Opinion: We are citizens, not consumers.
SALT LAKE CITY — I’ve been pondering something these last days since the election. Election day feels profoundly important to me, as I imagine it does to many of you, although I get as frustrated as anyone with the suffocating attack ads. In fact, those ads are part of what I’ve been thinking about. The ads, the fundraising calls, the stories, the op-eds, the endless social media posts – they all make me feel like politics has become a product I consume.
The candidate becomes the product. “Buy these cars or this furniture” becomes “Vote for my candidate and not that other bad, un-American, terrible, horrible person on the ballot.” We have become consumers of our democracy rather than citizens engaged in its very heart and function. (I am certainly not the first person to have this thought. See Citizens by Jon Alexander.)
Because we act like consumers, we stand at a distance, judgmental and opinionated, but never about our own role. We only judge the performance of the candidates, as if their role were the only one crucial to a healthy functioning of our democratic republic.
Perhaps part of why we have had decades of gridlock in Congress, why meaningful immigration reform is like a third rail, why politicians have gone so far to their corners that they need to scream, constantly, for us to hear – is because we have abdicated our role as citizens.

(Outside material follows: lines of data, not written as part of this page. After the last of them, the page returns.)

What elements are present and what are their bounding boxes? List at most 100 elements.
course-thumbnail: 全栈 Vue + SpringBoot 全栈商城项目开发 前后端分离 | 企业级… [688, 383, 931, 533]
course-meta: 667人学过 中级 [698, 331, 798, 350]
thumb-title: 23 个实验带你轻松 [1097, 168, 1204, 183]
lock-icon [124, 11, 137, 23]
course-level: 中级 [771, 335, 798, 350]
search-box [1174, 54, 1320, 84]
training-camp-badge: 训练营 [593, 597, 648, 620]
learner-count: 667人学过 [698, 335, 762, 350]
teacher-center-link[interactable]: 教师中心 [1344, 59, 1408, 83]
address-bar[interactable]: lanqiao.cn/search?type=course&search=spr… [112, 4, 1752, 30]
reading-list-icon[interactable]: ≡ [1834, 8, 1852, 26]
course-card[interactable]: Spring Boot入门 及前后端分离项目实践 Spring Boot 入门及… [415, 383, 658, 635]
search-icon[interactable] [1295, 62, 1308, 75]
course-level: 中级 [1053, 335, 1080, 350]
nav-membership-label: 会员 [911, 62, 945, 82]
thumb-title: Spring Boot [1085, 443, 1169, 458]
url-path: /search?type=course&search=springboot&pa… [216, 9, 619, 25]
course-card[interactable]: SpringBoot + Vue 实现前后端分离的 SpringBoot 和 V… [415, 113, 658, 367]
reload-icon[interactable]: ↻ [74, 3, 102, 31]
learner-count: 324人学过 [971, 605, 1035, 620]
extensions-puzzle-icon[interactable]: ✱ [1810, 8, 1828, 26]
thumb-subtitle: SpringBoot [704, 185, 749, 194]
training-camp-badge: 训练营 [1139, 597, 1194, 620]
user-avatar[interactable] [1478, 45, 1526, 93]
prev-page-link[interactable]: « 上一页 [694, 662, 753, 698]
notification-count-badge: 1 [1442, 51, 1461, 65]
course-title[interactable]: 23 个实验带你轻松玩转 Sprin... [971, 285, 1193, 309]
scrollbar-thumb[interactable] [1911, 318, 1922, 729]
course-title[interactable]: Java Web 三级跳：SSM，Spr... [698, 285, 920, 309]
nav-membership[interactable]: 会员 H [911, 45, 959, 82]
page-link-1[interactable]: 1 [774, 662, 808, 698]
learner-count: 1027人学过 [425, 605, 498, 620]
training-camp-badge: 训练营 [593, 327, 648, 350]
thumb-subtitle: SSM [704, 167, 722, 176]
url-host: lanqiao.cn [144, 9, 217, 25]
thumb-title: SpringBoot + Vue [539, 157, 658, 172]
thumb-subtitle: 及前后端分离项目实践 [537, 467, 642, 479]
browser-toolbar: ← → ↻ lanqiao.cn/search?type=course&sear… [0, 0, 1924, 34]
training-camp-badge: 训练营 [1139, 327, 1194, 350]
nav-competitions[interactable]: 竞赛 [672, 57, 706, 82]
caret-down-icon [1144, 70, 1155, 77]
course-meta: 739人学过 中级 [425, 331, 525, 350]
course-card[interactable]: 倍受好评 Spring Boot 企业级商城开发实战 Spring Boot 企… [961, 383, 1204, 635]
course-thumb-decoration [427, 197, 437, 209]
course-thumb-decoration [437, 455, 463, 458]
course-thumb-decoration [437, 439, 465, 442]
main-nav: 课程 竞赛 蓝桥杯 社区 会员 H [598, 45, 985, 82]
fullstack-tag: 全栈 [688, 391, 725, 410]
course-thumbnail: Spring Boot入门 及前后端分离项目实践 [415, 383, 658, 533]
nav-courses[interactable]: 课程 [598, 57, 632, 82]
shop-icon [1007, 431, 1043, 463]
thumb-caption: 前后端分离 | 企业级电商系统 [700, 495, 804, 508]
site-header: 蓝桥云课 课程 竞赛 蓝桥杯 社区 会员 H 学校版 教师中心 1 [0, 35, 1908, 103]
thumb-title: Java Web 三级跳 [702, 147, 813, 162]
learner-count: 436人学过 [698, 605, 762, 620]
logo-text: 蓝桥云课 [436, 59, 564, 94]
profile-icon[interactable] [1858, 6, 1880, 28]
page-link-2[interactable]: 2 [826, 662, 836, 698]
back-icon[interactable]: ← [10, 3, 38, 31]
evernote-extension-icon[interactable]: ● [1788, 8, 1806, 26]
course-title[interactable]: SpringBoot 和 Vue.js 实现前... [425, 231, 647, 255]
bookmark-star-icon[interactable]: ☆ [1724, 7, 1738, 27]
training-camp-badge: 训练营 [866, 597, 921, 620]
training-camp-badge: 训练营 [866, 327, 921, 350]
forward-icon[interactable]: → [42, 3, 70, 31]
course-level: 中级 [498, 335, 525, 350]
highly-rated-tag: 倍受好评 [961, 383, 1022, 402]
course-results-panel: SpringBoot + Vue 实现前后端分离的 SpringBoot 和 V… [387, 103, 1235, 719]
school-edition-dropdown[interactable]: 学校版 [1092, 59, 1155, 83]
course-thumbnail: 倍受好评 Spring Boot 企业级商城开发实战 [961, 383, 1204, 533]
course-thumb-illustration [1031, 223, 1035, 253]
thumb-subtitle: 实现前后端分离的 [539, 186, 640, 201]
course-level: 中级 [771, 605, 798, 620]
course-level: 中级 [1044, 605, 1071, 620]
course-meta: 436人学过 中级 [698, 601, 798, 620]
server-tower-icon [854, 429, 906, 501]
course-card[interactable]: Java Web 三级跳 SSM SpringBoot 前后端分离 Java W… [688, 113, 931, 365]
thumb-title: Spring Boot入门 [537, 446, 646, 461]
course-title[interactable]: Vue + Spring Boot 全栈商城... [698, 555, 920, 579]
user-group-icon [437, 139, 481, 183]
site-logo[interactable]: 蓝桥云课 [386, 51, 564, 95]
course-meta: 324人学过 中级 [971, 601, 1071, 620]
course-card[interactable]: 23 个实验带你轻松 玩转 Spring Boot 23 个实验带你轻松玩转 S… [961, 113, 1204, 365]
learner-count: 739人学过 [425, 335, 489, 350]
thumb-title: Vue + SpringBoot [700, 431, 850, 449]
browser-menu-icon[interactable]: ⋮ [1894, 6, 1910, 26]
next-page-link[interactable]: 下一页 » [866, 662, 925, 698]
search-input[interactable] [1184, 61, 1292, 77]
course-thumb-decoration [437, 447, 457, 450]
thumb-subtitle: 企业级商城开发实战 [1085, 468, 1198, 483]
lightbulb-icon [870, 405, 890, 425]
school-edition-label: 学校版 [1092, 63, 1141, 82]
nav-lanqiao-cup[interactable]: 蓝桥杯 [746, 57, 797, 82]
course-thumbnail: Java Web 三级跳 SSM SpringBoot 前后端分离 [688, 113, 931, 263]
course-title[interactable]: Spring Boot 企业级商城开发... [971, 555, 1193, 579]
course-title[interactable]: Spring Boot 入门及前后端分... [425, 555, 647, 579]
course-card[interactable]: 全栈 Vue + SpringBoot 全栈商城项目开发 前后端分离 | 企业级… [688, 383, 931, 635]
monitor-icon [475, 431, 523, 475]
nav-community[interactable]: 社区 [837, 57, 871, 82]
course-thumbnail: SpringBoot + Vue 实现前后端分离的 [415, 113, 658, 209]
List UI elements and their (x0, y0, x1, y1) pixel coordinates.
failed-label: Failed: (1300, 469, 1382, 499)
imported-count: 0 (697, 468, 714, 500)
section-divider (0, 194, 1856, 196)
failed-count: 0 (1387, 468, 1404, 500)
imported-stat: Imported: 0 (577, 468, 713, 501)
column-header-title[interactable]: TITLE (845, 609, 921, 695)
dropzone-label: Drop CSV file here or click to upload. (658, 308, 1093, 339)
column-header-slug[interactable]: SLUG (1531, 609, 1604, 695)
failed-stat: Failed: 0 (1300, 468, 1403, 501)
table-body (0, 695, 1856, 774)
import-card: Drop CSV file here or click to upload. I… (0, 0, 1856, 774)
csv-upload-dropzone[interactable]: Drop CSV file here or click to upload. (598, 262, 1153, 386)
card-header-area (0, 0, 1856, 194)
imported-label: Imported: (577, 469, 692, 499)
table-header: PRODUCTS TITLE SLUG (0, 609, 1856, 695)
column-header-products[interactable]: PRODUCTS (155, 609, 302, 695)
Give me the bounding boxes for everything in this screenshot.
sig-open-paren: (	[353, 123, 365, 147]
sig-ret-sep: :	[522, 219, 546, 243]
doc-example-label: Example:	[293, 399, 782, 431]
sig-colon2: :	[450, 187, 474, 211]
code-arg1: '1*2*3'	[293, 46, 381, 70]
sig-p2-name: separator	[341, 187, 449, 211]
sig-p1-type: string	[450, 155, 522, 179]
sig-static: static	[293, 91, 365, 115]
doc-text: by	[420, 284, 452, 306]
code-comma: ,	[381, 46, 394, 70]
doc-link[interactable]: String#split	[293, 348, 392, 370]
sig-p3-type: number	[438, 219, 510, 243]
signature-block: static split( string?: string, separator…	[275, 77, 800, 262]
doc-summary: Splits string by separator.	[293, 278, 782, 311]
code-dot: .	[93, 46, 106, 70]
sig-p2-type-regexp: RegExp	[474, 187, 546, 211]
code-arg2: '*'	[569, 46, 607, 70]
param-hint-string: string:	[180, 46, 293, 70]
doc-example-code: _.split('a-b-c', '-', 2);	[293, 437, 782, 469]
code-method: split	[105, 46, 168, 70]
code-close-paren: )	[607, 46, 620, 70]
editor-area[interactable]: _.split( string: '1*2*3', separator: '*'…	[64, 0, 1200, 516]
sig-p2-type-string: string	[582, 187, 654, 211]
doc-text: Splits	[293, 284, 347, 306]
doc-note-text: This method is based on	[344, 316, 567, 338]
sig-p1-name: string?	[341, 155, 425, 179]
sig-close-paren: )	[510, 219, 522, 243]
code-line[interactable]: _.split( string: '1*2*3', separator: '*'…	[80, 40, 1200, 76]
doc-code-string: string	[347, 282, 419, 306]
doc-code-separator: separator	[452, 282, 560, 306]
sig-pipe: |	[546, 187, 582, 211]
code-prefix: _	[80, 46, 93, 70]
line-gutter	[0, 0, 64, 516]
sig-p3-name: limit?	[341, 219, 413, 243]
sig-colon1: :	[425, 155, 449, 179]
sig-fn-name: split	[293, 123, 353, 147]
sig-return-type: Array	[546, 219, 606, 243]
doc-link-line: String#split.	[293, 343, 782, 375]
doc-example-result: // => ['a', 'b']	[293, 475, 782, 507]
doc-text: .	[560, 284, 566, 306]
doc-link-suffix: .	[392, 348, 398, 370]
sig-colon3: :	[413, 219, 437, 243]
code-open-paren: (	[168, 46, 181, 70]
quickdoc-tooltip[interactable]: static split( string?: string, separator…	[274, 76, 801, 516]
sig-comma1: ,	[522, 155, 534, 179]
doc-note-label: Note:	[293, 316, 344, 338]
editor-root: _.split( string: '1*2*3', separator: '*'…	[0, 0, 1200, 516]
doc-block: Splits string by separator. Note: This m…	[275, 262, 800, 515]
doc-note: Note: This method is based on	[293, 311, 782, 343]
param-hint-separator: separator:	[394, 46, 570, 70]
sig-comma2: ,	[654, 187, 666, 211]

We are not citizens only on election day.
We are citizens when we do not allow injustice to stand without taking some kind of action. We are citizens when we share our opinions, AND ALSO when we show interest and curiosity about other people’s opinions. We are citizens when we care about the welfare of our communities, of the environment, of the children, the poor and the immigrant. We are citizens when we look at the government as part of us and not as our enemy. As Thomas Jefferson described it, “The government you elect is the government you deserve.”
By that definition, we are not very deserving right now. We continue to elect, over and over, leaders who put their own power and desires ahead of the nation’s, ahead of our own. And why do you suppose that is? Because WE put our own desires ahead of the nation’s. What other kind of people would we elect but people who mirror our own values? Me first. Everybody else second.
I hear President Kennedy’s call from the distance, as if through a fog, “Ask not what your country can do for you. Ask what you can do for your country.” With the exception of those in the military and other more pure forms of service, when was the last time you asked what you can do for your country? I hear endless complaints about what the country is not doing for us, or at least what half of the country is doing wrong, but I never, NEVER, hear people asking what they can do to better our republic.
I believe we need to stop focusing on consumerism and begin focusing on citizenship if we want our government to change, if we want our country to change, to become, once again, a nation that is a beacon of light. We must, as Gandhi said, be the change we want to see in the world . . . and in the United States.